Some distributors are cutting their margins to offset the rise in costs but should the cost keep rising they will have no choice but to pass on the burden to consumers, he added.

Eric Lim, sales director of Syarikat Perniagaan Malar Setia, said most of the food products are purchased in US dollars and if the currency continues to strengthen against the Brunei dollar, then prices will go up.

"The increase (in prices) will not be noticeable. For instance, if (the price of) an item is increased by a few cents, then you don't really see it," he said. Lim added that Malar Setia does predict a slight growth in sales this year, regardless of the increase in prices.

"There will be a growth this year, but it won't be a double-digit growth, but we see that we will at least maintain our business this year."

He added that unlike other countries that are strongly affected by the global economic crisis, the Brunei market has a very strong spending power.

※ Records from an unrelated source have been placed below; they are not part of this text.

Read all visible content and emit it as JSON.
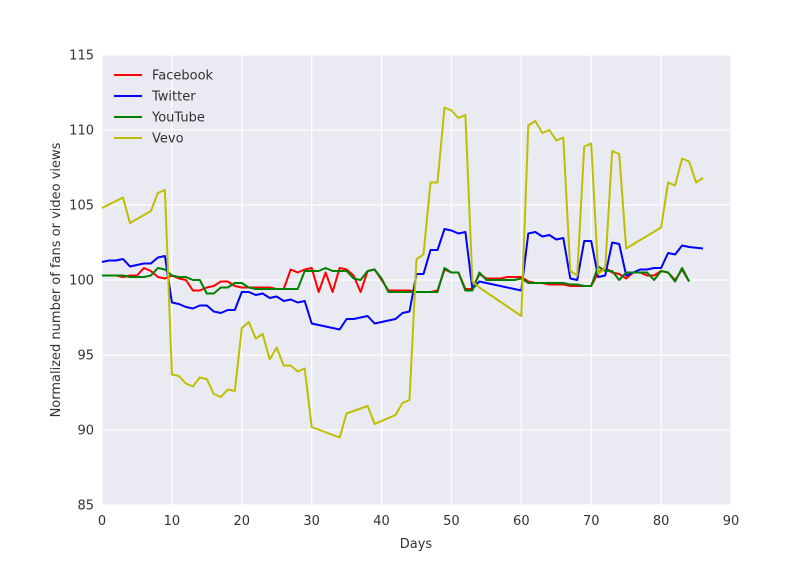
{
  "chart_data": {
    "type": "line",
    "title": "",
    "xlabel": "Days",
    "ylabel": "Normalized number of fans or video views",
    "xlim": [
      0,
      90
    ],
    "ylim": [
      85,
      115
    ],
    "xticks": [
      0,
      10,
      20,
      30,
      40,
      50,
      60,
      70,
      80,
      90
    ],
    "yticks": [
      85,
      90,
      95,
      100,
      105,
      110,
      115
    ],
    "grid": true,
    "legend": "top-left",
    "background": "#eaeaf2",
    "series": [
      {
        "name": "Facebook",
        "color": "#ff0000",
        "x": [
          0,
          1,
          2,
          3,
          4,
          5,
          6,
          7,
          8,
          9,
          10,
          11,
          12,
          13,
          14,
          15,
          16,
          17,
          18,
          19,
          20,
          21,
          22,
          23,
          24,
          25,
          26,
          27,
          28,
          29,
          30,
          31,
          32,
          33,
          34,
          35,
          36,
          37,
          38,
          39,
          40,
          41,
          42,
          43,
          44,
          45,
          46,
          47,
          48,
          49,
          50,
          51,
          52,
          53,
          54,
          55,
          56,
          57,
          58,
          59,
          60,
          61,
          62,
          63,
          64,
          65,
          66,
          67,
          68,
          69,
          70,
          71,
          72,
          73,
          74,
          75,
          76,
          77,
          78,
          79,
          80,
          81,
          82,
          83,
          84
        ],
        "y": [
          100.3,
          100.3,
          100.3,
          100.2,
          100.3,
          100.3,
          100.8,
          100.6,
          100.2,
          100.1,
          100.3,
          100.1,
          100.0,
          99.3,
          99.3,
          99.5,
          99.6,
          99.9,
          99.9,
          99.6,
          99.5,
          99.5,
          99.5,
          99.5,
          99.5,
          99.4,
          99.4,
          100.7,
          100.5,
          100.7,
          100.8,
          99.2,
          100.5,
          99.2,
          100.8,
          100.7,
          100.3,
          99.2,
          100.6,
          100.7,
          100.0,
          99.3,
          99.3,
          99.3,
          99.3,
          99.2,
          99.2,
          99.2,
          99.3,
          100.7,
          100.5,
          100.5,
          99.4,
          99.4,
          100.4,
          100.1,
          100.1,
          100.1,
          100.2,
          100.2,
          100.2,
          99.9,
          99.8,
          99.8,
          99.7,
          99.7,
          99.7,
          99.6,
          99.6,
          99.6,
          99.6,
          100.5,
          100.8,
          100.5,
          100.4,
          100.1,
          100.5,
          100.5,
          100.3,
          100.3,
          100.6,
          100.5,
          100.0,
          100.7,
          99.9
        ]
      },
      {
        "name": "Twitter",
        "color": "#0000ff",
        "x": [
          0,
          1,
          2,
          3,
          4,
          5,
          6,
          7,
          8,
          9,
          10,
          11,
          12,
          13,
          14,
          15,
          16,
          17,
          18,
          19,
          20,
          21,
          22,
          23,
          24,
          25,
          26,
          27,
          28,
          29,
          30,
          34,
          35,
          36,
          37,
          38,
          39,
          40,
          41,
          42,
          43,
          44,
          45,
          46,
          47,
          48,
          49,
          50,
          51,
          52,
          53,
          54,
          60,
          61,
          62,
          63,
          64,
          65,
          66,
          67,
          68,
          69,
          70,
          71,
          72,
          73,
          74,
          75,
          76,
          77,
          78,
          79,
          80,
          81,
          82,
          83,
          84,
          86
        ],
        "y": [
          101.2,
          101.3,
          101.3,
          101.4,
          100.9,
          101.0,
          101.1,
          101.1,
          101.5,
          101.6,
          98.5,
          98.4,
          98.2,
          98.1,
          98.3,
          98.3,
          97.9,
          97.8,
          98.0,
          98.0,
          99.2,
          99.2,
          99.0,
          99.1,
          98.8,
          98.9,
          98.6,
          98.7,
          98.5,
          98.6,
          97.1,
          96.7,
          97.4,
          97.4,
          97.5,
          97.6,
          97.1,
          97.2,
          97.3,
          97.4,
          97.8,
          97.9,
          100.4,
          100.4,
          102.0,
          102.0,
          103.4,
          103.3,
          103.1,
          103.2,
          99.4,
          99.9,
          99.3,
          103.1,
          103.2,
          102.9,
          103.0,
          102.7,
          102.8,
          100.1,
          100.0,
          102.6,
          102.6,
          100.2,
          100.3,
          102.5,
          102.4,
          100.3,
          100.5,
          100.7,
          100.7,
          100.8,
          100.8,
          101.8,
          101.7,
          102.3,
          102.2,
          102.1
        ]
      },
      {
        "name": "YouTube",
        "color": "#008000",
        "x": [
          0,
          1,
          2,
          3,
          4,
          5,
          6,
          7,
          8,
          9,
          10,
          11,
          12,
          13,
          14,
          15,
          16,
          17,
          18,
          19,
          20,
          21,
          22,
          23,
          24,
          25,
          26,
          27,
          28,
          29,
          30,
          31,
          32,
          33,
          34,
          35,
          36,
          37,
          38,
          39,
          40,
          41,
          42,
          43,
          44,
          45,
          46,
          47,
          48,
          49,
          50,
          51,
          52,
          53,
          54,
          55,
          56,
          57,
          58,
          59,
          60,
          61,
          62,
          63,
          64,
          65,
          66,
          67,
          68,
          69,
          70,
          71,
          72,
          73,
          74,
          75,
          76,
          77,
          78,
          79,
          80,
          81,
          82,
          83,
          84
        ],
        "y": [
          100.3,
          100.3,
          100.3,
          100.3,
          100.2,
          100.2,
          100.2,
          100.3,
          100.8,
          100.7,
          100.3,
          100.2,
          100.2,
          100.0,
          100.0,
          99.1,
          99.1,
          99.5,
          99.5,
          99.8,
          99.8,
          99.5,
          99.4,
          99.4,
          99.4,
          99.4,
          99.4,
          99.4,
          99.4,
          100.6,
          100.6,
          100.6,
          100.8,
          100.6,
          100.6,
          100.6,
          100.1,
          100.0,
          100.6,
          100.7,
          100.1,
          99.2,
          99.2,
          99.2,
          99.2,
          99.2,
          99.2,
          99.2,
          99.2,
          100.8,
          100.5,
          100.5,
          99.3,
          99.3,
          100.5,
          100.0,
          100.0,
          100.0,
          100.0,
          100.0,
          100.1,
          99.8,
          99.8,
          99.8,
          99.8,
          99.8,
          99.8,
          99.7,
          99.7,
          99.6,
          99.6,
          100.9,
          100.6,
          100.6,
          100.0,
          100.5,
          100.5,
          100.5,
          100.5,
          100.0,
          100.6,
          100.5,
          99.9,
          100.8,
          99.9
        ]
      },
      {
        "name": "Vevo",
        "color": "#bfbf00",
        "x": [
          0,
          3,
          4,
          7,
          8,
          9,
          10,
          11,
          12,
          13,
          14,
          15,
          16,
          17,
          18,
          19,
          20,
          21,
          22,
          23,
          24,
          25,
          26,
          27,
          28,
          29,
          30,
          34,
          35,
          38,
          39,
          42,
          43,
          44,
          45,
          46,
          47,
          48,
          49,
          50,
          51,
          52,
          53,
          54,
          60,
          61,
          62,
          63,
          64,
          65,
          66,
          67,
          68,
          69,
          70,
          71,
          72,
          73,
          74,
          75,
          80,
          81,
          82,
          83,
          84,
          85,
          86
        ],
        "y": [
          104.8,
          105.5,
          103.8,
          104.6,
          105.8,
          106.0,
          93.7,
          93.6,
          93.1,
          92.9,
          93.5,
          93.4,
          92.4,
          92.2,
          92.7,
          92.6,
          96.8,
          97.2,
          96.1,
          96.4,
          94.7,
          95.5,
          94.3,
          94.3,
          93.9,
          94.1,
          90.2,
          89.5,
          91.1,
          91.6,
          90.4,
          91.0,
          91.8,
          92.0,
          101.4,
          101.7,
          106.5,
          106.5,
          111.5,
          111.3,
          110.8,
          111.0,
          99.9,
          99.5,
          97.6,
          110.3,
          110.6,
          109.8,
          110.0,
          109.3,
          109.5,
          100.6,
          100.3,
          108.9,
          109.1,
          100.4,
          100.8,
          108.6,
          108.4,
          102.1,
          103.5,
          106.5,
          106.3,
          108.1,
          107.9,
          106.5,
          106.8
        ]
      }
    ]
  }
}
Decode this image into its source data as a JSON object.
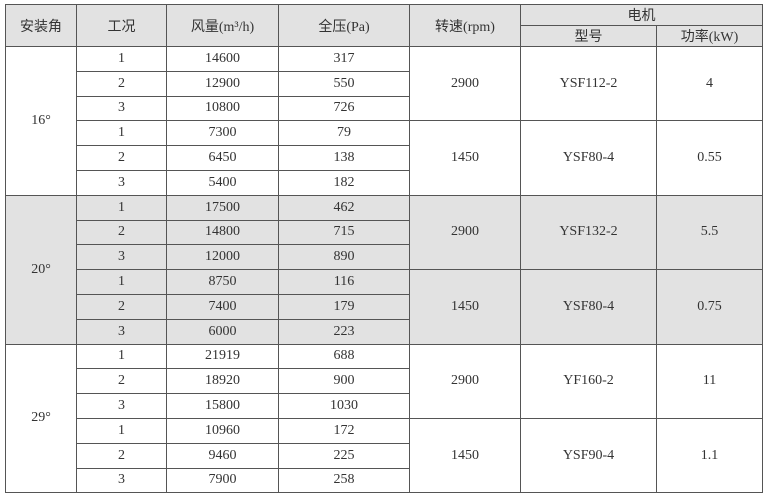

"At this moment the Muslim market in Brunei has the strongest buying power, and about 85 per cent of the market is made up of Muslims," he said. The industry expert says that the market will contract this year due to the rising food prices.

"There will be a slight drop in sales and one thing about food costs is that it never drops, it will just maintain or increase," he said.

He said that the food industry this year will definitely be more competitive because most of the distributing companies are now going for a smaller piece of the pie and that most companies are aiming to at least maintain their sales from last year. "Now even though oil prices are dropping, shipping costs still have not gone down," he added.